Nikki Haley n’a pas remporté la primaire du New Hampshire mardi, mais elle a suffisamment irrité son adversaire, Donald Trump, pour qu’il consacre une partie de son discours de victoire à la critiquer en des termes, disons, très « trumpiens ».

Il serait très surprenant que Nikki Haley soit encore dans le décor après la primaire de Caroline du Sud – État dont elle a été la gouverneure de 2011 à 2017 – qui aura lieu dans un mois. Cela dit, contrairement à Ron DeSantis – que beaucoup voyaient pourtant comme le plus farouche rival de Donald Trump –, elle aura été une candidate suffisamment sérieuse et crédible pour qu’on s’intéresse à elle aujourd’hui.

Une bonne communicatrice

Quand je demande à Élisabeth Vallet, directrice de l’Observatoire de géopolitique de la Chaire Raoul-Dandurand, si Nikki Haley a été le petit caillou dans la chaussure de Donald Trump, elle me répond du tac au tac : « Elle a été le GROS caillou dans la chaussure de Trump… »

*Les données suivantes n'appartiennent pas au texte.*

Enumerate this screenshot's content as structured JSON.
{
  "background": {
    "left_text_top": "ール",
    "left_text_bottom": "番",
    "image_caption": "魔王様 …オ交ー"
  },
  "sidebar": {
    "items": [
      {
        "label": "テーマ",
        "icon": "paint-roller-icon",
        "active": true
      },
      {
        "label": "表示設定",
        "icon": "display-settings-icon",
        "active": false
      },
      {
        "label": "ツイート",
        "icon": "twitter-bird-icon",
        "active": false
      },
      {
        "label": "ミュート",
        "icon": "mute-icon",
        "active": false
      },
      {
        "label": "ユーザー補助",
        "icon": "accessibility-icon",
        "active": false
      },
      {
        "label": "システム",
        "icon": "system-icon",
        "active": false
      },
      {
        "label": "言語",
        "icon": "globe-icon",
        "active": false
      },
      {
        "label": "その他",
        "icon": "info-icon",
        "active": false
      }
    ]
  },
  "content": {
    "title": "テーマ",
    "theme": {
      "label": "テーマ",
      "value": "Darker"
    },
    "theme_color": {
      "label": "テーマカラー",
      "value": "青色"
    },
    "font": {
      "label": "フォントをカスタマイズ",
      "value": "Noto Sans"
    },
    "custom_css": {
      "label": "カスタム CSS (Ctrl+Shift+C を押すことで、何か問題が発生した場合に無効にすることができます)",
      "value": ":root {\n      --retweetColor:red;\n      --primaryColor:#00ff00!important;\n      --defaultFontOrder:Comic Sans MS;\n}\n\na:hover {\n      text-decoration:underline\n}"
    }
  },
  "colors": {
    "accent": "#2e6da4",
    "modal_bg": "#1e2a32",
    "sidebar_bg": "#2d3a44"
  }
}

Je voulais discuter avec elle de ce que représente Nikki Haley dans le paysage politique américain. Heureux hasard, Élisabeth Vallet, qui est aussi professeure d’études internationales au Collège militaire royal de Saint-Jean, l’a déjà rencontrée. « C’était il y a plus de 10 ans, à Montréal, dans une rencontre qui se tenait dans un cabinet d’avocats du centre-ville, me raconte-t-elle. Mme Haley s’adressait à un petit groupe dont je faisais partie. À l’époque, j’avais trouvé ses positions fiscales et économiques très à droite. Elles seraient sans doute perçues comme au centre dans le contexte d’aujourd’hui. »

Mme Vallet se souvient d’une femme agréable, bonne communicatrice, qui tenait des propos clairs. Tout le contraire de l’homme qu’elle a affronté cette semaine.

Plusieurs cartes dans son jeu

Si Nikki Haley se présentait en politique au Canada, où ses parents ont immigré du Pendjab avant de s’installer aux États-Unis, cette mère de deux enfants, diplômée en comptabilité et en finance, cocherait plusieurs cases gagnantes. Elle pourrait en outre incarner le renouveau d’un parti politique en déroute qui cherche ses repères. Mais aux États-Unis, tous les atouts de Nikki Haley sont des tares.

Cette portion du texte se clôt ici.